Détoxifiez-​moi tout ça…

Guère ten­tée par les divers régimes alter­na­tifs, les jus d’herbes et autres sup­plé­ments « natu­rels » ? On a plus original. 

Avertissement : n’essayez pas chez vous, aucune uti­li­té n’a jamais été démon­trée pour ces méthodes et elles peuvent être dangereuses.

L’hydrothérapie du côlon 

Cette pra­tique venue d’Allemagne et de Suisse repose sur l’idée reçue que la stag­na­tion de selles dans le gros intes­tin favo­ri­se­rait la for­ma­tion de toxines qui « infu­se­raient » dans le corps. Dans les faits, un hydro­thé­ra­peute envoie de l’eau, par votre anus, vers votre côlon. Et pra­tique un mas­sage abdo­mi­nal cen­sé « décol­ler les déchets ». Lesdits déchets, les restes de selles, sont éva­cués via un autre tuyau. Attention, risque de perforation.
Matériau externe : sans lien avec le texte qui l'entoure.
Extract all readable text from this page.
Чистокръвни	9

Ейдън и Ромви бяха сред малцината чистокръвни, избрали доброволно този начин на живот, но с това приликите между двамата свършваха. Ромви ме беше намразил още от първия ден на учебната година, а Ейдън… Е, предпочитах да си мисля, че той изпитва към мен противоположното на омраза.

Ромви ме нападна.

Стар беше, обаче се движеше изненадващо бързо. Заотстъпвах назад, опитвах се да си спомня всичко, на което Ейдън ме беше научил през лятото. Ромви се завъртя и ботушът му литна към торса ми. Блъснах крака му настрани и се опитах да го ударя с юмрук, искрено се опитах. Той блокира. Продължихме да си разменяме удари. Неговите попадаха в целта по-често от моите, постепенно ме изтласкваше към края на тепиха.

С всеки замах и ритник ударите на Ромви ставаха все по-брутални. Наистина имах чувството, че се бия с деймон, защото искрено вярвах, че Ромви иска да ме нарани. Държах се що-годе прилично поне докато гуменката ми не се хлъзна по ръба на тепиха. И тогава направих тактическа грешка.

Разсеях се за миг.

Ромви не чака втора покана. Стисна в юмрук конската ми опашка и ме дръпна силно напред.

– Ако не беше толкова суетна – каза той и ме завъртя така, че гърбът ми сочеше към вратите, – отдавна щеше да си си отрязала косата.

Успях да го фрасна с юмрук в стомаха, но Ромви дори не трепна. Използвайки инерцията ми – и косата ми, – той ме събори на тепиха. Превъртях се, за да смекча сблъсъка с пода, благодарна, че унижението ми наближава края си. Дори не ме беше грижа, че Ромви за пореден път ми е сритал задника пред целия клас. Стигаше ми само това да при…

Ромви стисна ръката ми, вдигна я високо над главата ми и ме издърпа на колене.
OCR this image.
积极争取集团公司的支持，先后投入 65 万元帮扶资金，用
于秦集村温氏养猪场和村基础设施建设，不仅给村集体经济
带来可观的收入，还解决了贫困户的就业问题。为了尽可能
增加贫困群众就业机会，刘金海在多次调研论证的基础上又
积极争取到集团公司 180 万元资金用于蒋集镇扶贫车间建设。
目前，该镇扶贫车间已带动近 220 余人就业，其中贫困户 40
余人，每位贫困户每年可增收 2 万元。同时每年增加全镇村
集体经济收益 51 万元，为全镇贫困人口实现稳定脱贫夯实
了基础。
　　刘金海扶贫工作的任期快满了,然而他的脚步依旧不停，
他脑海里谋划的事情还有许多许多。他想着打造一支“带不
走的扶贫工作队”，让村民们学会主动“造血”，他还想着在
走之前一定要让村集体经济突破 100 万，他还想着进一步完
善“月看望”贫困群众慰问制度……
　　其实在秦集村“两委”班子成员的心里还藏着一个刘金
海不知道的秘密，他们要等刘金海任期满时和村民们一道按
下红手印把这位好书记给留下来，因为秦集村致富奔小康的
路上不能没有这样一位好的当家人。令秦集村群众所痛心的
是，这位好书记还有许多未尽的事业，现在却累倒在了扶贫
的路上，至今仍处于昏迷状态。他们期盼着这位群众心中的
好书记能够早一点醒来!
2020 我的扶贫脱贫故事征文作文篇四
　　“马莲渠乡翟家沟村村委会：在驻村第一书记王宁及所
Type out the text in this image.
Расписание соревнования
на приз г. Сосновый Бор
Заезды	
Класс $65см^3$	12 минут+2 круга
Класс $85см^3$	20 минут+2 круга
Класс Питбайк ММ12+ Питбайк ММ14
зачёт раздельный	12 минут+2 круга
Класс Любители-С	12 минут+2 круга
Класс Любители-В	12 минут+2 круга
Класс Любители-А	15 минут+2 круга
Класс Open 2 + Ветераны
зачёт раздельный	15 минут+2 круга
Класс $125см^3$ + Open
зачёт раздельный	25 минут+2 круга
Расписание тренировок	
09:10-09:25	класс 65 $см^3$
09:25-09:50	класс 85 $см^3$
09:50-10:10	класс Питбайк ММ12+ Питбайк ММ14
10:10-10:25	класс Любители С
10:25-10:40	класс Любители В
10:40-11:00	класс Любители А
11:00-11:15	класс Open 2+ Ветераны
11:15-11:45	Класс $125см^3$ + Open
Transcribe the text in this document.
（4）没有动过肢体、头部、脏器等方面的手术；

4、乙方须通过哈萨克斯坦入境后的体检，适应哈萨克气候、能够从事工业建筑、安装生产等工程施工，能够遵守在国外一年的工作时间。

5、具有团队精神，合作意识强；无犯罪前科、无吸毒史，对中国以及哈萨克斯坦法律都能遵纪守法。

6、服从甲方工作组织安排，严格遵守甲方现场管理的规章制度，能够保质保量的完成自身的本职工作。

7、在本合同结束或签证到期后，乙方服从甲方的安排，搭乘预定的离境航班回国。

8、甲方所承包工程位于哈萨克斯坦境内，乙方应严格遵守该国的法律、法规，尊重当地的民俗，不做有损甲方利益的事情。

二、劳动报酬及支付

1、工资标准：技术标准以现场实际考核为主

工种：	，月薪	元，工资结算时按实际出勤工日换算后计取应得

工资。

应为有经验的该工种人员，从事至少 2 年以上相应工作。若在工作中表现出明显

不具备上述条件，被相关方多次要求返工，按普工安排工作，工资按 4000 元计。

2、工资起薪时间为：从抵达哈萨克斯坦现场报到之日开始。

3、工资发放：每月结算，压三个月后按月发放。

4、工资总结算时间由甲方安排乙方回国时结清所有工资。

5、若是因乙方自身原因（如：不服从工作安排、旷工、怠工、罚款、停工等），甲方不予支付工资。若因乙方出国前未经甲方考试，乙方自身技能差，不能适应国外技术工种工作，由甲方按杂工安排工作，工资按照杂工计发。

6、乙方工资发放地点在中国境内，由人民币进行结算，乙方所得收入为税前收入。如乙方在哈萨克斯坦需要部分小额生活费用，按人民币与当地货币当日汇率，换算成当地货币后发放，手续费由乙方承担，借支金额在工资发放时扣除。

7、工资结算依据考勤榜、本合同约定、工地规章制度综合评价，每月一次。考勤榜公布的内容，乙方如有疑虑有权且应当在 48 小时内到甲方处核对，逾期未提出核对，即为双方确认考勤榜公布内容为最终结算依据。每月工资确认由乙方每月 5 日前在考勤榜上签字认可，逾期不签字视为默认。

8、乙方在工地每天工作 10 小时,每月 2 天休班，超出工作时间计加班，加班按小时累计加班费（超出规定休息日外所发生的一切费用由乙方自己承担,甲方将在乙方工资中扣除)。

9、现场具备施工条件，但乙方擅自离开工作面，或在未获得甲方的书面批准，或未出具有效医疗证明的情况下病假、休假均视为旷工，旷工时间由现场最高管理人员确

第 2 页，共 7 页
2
Les bou­gies auriculaires 

Pour éva­cuer le céru­men pro­fond, lui aus­si sus­pec­té de conte­nir d’affreuses toxines, vous pou­vez vous four­rer une chan­delle dans l’oreille. Que vous allu­mez. Par sa lente com­bus­tion, elle pro­duit une cha­leur qui fait fondre le céru­men et, suite à une légère décom­pres­sion (on parle d’effet che­mi­née), faci­lite son éva­cua­tion. Sans sur­prise, les ORL ne sautent pas de joie.

Des séances de trans­pi­ra­tion dans un sau­na ou un hammam 

Un clas­sique de la détox. Mais les déchets sont éva­cués en conti­nu par les pores de la peau, nul besoin de vous liqué­fier pour les déloger.

Les bains de pieds détox par électrolyse 

Plongez‑y vos panards et lais­sez la magie opé­rer. L’eau s’assombrit en quelques minutes, preuve, selon les fabri­cants, que la méthode éva­cue les toxines. Sauf que sans pied dedans, ça marche aus­si. La cou­leur est pro­duite par l’appareil lui-même.

La détox et le sau­na vaginaux

Vous pou­vez vous four­rer de petits sachets en tis­su rem­plis de mys­té­rieuses herbes au fond du vagin. Ou bien vous la jouez comme Gwyneth Paltrow avec le sau­na vagi­nal : assise sur une chaise per­cée, rece­vez un bain de vapeur chaud, une sorte d’inhalation puri­fi­ca­trice dans le vagin et l’utérus. Votre flore ne vous remer­cie­ra pas, car le milieu vagi­nal goû­tant assez peu l’eau et les huiles essen­tielles, la flore risque d’être dés­équi­li­brée, et vous de cho­per une mycose par pro­li­fé­ra­tion de cham­pi­gnons indésirables.